Blotters pad a barrier between gum and cheek,
sudden sharp stinging penetrates serial spots.
The needle mounts waves of pain but short,
temporary, an unwonted metallic taste, foreign,
abnormal. What is this flavour I suffer?

Senses are slowly sending, trending towards
tingling tongue and tooth, filling fractured, but only
a one-sided story: The right side
of my face has departed, banished into inner
or outer space, the left resides still.

Eyes close to blot out the harshness of
artificial lights, of probes and prods. Lids fail
to protect me, they project imagined green
against the blackness of my shutout sky. Clouds
mean someone peering in, pulling darkness in.

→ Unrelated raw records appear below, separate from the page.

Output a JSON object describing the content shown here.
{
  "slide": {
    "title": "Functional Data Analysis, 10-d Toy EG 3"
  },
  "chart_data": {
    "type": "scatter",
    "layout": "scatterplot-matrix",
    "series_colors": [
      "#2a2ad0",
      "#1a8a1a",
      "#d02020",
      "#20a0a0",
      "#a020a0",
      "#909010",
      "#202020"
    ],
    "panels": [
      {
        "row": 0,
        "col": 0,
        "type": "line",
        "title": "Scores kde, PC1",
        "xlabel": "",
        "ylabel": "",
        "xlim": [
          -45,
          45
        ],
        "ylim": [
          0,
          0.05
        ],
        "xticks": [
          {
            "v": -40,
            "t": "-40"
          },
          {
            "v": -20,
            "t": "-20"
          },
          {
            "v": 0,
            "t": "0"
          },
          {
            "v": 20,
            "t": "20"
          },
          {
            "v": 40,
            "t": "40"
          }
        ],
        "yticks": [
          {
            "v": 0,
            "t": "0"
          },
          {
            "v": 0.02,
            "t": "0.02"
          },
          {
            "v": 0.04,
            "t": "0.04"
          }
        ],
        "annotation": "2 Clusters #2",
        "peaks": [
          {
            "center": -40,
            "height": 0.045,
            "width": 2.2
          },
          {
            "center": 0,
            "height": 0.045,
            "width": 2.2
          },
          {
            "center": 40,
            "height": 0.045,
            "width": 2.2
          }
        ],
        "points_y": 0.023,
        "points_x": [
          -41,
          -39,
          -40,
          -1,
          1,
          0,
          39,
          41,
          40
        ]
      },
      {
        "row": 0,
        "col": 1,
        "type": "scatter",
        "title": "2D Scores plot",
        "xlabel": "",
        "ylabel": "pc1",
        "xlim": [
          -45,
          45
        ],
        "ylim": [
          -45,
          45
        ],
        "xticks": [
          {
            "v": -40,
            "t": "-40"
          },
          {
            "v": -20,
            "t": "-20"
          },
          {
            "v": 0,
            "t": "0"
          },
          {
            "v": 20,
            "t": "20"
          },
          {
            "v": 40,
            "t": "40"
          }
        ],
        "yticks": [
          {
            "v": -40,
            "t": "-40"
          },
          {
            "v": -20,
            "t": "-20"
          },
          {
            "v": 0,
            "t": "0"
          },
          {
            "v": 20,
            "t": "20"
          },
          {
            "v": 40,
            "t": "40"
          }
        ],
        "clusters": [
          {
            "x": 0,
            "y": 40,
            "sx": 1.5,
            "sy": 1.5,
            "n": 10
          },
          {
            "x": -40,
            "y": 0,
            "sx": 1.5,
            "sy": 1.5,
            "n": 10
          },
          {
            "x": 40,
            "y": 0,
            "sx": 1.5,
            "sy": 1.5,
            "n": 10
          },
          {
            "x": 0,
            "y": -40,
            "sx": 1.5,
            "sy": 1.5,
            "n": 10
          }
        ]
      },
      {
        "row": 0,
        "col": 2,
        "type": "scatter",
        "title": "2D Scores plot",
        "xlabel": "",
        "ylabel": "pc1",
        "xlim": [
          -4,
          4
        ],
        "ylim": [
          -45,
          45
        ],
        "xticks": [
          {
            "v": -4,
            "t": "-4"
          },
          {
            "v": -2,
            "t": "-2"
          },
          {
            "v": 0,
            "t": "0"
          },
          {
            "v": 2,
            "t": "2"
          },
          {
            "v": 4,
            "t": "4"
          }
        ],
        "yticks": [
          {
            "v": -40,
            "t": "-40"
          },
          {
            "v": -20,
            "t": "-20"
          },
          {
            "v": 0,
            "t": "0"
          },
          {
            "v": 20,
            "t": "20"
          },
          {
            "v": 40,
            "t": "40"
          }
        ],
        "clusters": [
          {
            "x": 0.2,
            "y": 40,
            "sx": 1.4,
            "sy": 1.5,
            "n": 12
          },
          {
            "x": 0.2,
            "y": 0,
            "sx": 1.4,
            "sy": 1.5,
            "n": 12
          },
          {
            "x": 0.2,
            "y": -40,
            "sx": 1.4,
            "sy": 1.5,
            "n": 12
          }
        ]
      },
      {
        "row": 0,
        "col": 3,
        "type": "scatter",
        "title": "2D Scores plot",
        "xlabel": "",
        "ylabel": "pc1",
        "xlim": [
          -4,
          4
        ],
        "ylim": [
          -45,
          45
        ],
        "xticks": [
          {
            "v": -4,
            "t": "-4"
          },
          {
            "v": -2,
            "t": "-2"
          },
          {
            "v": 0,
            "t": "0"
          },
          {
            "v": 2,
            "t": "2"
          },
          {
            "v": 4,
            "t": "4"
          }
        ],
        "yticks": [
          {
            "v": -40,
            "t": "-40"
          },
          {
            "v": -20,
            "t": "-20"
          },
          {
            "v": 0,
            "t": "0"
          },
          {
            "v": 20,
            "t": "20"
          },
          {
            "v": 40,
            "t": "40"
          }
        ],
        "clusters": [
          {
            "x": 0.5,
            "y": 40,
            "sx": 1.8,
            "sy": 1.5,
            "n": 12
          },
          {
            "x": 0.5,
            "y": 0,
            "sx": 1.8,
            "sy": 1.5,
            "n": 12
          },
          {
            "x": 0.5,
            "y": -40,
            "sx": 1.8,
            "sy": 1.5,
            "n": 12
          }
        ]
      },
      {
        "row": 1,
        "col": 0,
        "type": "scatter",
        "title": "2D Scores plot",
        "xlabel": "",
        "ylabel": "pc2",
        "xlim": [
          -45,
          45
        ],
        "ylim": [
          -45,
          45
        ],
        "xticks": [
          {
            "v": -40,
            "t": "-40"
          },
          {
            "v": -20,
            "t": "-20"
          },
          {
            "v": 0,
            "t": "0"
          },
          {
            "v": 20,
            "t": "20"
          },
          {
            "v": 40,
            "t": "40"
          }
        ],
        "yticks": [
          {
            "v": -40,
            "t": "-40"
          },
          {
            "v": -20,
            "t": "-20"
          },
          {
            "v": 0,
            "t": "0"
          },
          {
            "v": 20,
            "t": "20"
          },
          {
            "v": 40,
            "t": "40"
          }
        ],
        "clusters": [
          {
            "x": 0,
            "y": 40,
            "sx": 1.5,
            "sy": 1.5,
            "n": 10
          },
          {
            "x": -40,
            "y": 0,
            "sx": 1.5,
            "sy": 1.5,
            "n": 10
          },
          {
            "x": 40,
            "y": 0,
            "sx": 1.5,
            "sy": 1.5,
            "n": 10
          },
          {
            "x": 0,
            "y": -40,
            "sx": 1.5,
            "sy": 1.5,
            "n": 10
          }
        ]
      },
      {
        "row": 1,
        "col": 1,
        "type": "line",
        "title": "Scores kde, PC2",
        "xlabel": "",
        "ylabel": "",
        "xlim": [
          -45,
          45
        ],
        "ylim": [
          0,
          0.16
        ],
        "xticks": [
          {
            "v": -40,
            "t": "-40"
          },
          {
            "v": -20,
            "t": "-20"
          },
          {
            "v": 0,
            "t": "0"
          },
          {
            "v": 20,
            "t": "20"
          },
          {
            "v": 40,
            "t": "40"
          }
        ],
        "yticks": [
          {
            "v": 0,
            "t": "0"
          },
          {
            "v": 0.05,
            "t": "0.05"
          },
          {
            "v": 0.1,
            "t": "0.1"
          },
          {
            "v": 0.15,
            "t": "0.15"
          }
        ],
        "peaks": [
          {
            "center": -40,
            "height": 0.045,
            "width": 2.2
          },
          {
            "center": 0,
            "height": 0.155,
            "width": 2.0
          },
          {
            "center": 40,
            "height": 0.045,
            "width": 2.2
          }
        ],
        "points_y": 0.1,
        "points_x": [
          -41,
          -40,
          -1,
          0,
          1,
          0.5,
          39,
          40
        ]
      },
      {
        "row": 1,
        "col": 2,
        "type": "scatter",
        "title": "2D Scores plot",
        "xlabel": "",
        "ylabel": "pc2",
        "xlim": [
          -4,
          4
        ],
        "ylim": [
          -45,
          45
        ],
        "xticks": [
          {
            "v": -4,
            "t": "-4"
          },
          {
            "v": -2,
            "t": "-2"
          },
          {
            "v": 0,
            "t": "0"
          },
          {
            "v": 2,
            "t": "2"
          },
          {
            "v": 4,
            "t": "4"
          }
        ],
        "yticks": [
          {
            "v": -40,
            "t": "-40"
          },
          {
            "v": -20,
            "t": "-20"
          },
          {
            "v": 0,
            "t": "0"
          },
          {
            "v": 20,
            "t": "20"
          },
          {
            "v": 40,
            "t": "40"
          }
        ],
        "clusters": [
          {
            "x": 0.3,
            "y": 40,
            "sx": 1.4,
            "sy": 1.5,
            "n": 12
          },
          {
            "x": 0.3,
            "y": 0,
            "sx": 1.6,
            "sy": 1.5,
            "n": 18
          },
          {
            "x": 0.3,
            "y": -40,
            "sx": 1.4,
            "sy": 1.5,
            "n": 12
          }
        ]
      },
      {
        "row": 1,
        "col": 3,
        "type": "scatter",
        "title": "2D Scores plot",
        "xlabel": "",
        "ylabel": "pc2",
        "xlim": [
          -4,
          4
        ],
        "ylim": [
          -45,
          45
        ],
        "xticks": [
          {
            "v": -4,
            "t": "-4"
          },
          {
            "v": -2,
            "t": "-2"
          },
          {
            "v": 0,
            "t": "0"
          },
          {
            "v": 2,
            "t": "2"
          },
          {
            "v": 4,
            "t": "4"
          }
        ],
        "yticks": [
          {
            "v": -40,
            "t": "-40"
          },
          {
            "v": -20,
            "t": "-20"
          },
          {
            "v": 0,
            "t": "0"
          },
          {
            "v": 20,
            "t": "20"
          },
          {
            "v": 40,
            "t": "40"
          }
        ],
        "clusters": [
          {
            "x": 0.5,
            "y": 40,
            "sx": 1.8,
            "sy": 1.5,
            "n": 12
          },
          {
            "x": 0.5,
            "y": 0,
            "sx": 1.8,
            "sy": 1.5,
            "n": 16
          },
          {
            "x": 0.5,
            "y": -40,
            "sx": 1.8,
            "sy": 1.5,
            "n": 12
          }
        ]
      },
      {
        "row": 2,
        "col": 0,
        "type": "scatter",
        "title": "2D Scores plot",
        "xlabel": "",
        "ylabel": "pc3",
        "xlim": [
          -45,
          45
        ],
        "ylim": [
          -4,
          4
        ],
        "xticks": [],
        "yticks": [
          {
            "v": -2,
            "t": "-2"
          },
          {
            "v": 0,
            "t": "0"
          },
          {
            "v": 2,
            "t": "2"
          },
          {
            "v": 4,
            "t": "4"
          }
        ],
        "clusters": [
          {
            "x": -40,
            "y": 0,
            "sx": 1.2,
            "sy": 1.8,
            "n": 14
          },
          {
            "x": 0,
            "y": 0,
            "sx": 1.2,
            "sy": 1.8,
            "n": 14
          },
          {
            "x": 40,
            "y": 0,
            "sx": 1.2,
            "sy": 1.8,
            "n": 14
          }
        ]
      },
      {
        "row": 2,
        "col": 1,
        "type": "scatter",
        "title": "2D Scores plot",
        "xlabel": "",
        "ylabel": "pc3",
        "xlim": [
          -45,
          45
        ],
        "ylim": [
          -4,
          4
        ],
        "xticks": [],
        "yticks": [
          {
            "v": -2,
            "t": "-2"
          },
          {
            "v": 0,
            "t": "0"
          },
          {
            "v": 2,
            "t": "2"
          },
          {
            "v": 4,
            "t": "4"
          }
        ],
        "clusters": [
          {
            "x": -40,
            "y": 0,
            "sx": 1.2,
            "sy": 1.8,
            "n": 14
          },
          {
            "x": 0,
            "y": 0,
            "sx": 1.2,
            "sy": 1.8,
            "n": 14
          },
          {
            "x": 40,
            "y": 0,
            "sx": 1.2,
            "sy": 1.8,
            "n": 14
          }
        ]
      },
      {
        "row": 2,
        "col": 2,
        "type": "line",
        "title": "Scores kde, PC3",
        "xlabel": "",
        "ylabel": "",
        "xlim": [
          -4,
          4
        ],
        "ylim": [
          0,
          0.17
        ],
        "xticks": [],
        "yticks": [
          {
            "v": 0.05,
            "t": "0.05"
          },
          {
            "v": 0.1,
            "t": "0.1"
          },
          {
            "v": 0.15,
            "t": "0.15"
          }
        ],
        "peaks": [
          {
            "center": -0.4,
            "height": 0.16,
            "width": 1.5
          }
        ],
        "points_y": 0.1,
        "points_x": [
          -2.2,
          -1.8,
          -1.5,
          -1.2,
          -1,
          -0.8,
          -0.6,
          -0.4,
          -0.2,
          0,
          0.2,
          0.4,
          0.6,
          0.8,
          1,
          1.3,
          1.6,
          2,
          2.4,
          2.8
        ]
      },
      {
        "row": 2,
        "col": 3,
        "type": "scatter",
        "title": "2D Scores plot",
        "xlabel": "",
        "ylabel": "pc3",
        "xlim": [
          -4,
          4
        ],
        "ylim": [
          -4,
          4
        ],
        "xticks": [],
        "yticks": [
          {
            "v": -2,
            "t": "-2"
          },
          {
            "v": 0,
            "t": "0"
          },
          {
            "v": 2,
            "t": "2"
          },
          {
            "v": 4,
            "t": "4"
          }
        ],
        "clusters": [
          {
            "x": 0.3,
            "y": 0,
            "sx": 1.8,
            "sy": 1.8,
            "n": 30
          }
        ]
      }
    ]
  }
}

The nurse and dentist ask questions,
but how do you answer when your tongue
is wormlike, barred and blinded, and all
replies come out as the sound “rrmumbrry”
Are they taught to translate that language?

Broken, anaesthetized, repaired. A distraction.
Hearts are not so easy, valves can fail.
Strangers ask questions: "How are you traveling?"
Still here, stillness hears, silence harms. How
to reply, the heart hovers, untransplanted?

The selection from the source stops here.